According to WHO, Covid-19 spreads between people through direct, indirect (through contaminated objects or surfaces), or close contact with infected people via mouth and nose secretions such as saliva, respiratory secretions or secretion droplets. These are released from the mouth or nose when an infected person coughs, sneezes, speaks, sings, etc. and people who are in close contact (within 1 metre) with an infected person can catch COVID-19 when those infectious droplets get into their mouth, nose or eyes.
The NCDC guidelines, in line with global health recommendations, aim to encourage the implementation of the most effective combination known to limit the spread of the virus: regular hand washing –to eliminate any droplets or secretions; mask wearing- to limit the spread of droplets to one metre, and social distancing of at least 2 metres – to stay out of reach of any droplets or secretions.
Again, using the example, Employee B sneezed mid-conversation. A few droplets landed on Employee A’s face, and in the blink of an eye, he is infected.
By section 12, Company ABC is forestalled from claiming Employee B’s negligence as a defense in a personal injury case brought by Employee A. Furthermore, given the NCDC guidelines and general health regulations, Company ABC could be construed to have willfully put them in a position to be infected.

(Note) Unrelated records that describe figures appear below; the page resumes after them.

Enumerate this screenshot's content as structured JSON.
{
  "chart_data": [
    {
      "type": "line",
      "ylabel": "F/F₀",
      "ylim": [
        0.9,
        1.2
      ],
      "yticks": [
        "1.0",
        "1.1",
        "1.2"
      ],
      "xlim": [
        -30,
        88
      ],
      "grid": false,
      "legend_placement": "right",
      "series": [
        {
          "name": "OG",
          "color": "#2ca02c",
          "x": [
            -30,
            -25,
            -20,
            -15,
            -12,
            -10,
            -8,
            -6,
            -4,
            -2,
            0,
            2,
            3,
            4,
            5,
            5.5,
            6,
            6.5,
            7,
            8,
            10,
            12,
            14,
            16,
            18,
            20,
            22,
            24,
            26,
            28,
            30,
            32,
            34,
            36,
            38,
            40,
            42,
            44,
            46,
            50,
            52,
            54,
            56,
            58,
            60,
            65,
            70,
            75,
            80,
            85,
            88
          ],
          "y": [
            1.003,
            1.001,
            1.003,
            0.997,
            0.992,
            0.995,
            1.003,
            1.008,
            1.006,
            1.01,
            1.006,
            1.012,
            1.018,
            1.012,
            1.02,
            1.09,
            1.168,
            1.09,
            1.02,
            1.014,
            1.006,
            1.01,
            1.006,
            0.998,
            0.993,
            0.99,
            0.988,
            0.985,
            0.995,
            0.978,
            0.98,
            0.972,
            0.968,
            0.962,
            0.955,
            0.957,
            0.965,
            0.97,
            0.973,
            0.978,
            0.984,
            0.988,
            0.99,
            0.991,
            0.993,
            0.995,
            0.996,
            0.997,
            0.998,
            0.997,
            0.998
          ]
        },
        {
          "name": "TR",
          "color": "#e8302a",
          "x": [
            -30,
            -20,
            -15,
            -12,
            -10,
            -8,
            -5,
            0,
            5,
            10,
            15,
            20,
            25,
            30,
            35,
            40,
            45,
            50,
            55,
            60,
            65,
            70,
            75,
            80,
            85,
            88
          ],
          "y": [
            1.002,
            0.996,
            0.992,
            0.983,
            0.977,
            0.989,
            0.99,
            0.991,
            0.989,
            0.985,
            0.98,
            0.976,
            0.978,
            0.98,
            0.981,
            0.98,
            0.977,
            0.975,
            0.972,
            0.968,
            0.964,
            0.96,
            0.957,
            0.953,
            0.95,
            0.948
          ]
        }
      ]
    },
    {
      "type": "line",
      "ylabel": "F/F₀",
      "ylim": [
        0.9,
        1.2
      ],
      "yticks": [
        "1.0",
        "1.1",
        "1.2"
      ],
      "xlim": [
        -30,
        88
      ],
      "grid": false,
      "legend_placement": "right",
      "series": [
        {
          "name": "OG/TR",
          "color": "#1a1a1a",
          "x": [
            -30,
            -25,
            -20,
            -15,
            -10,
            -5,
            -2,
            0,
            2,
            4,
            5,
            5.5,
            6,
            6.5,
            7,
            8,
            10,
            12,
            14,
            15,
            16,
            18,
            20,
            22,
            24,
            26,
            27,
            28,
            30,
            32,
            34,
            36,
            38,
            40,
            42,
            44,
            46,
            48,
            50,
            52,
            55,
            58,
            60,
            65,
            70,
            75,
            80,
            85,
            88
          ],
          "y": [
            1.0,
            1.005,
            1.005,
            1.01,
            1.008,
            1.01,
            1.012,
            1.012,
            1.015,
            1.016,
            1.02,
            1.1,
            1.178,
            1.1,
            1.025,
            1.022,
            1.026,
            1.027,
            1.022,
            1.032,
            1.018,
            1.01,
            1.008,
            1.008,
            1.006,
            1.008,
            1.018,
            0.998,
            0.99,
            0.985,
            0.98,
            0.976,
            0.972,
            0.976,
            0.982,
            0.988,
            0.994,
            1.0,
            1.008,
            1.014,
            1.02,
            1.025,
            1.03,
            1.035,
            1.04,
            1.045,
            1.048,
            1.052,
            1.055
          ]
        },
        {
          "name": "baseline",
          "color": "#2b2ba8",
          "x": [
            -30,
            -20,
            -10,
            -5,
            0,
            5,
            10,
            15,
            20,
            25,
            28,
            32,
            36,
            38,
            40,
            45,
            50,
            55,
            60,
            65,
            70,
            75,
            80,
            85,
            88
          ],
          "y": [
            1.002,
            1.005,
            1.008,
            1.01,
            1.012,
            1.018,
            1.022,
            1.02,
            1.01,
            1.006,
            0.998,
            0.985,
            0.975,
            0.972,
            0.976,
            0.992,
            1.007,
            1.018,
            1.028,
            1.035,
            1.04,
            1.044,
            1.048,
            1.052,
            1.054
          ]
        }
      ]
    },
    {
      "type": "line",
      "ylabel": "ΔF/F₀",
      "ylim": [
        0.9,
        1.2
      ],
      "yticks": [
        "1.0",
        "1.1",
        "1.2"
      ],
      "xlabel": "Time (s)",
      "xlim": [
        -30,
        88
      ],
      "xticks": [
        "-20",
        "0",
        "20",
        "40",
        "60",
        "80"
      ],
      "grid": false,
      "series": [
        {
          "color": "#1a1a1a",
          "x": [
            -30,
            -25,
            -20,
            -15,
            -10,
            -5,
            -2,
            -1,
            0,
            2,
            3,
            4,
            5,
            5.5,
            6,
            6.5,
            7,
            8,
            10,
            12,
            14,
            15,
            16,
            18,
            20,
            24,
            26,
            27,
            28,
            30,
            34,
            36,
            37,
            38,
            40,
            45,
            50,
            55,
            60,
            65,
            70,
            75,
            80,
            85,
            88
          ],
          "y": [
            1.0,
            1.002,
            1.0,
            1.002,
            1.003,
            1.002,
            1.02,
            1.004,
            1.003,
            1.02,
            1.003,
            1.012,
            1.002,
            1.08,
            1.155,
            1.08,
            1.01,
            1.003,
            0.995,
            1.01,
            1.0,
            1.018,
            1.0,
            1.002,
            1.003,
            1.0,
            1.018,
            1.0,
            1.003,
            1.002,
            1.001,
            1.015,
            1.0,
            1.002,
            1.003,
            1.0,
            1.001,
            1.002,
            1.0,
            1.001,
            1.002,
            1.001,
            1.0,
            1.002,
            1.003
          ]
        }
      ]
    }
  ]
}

Given the rise of remote working, flexi-hours and all variants of the gig economy, the definition of workplace is shape-shifting, and it is expected that future labour laws will be cognizant of this. Currently, however, the liability of the employer to an employee who contracts Covid-19, extends beyond a designated brick and mortar location to any injury that arises “in the course of employment”.
According to Section 7(1) of the Employees Compensation Act “any employee, whether or not in a workplace, who suffers any disabling injury arising out of or in the course of employment shall be entitled to payment of compensation …(2) An employee is entitled to payment of compensation with respect to any accident sustained while on the way between the place of work and – (a) the employee’s principal or secondary residence; (b) the place where the employee usually takes meals; or (c) the place where he usually receives remuneration, provided that the employer has prior notification of such place.
By these provisions, an employer could be liable to an employee who was infected with the virus, as long as it can be shown that the employee was infected in the course of employment, even if the employee was not at a location over which the employer has control. Of course, there are other considerations required to create a full picture, like the fact that guidelines cannot be enforced in the same way that statutes can, or at what point an employer is liable to an employee working from home. The outcomes are bound to vary and will make interesting additions to case law, if they do arise.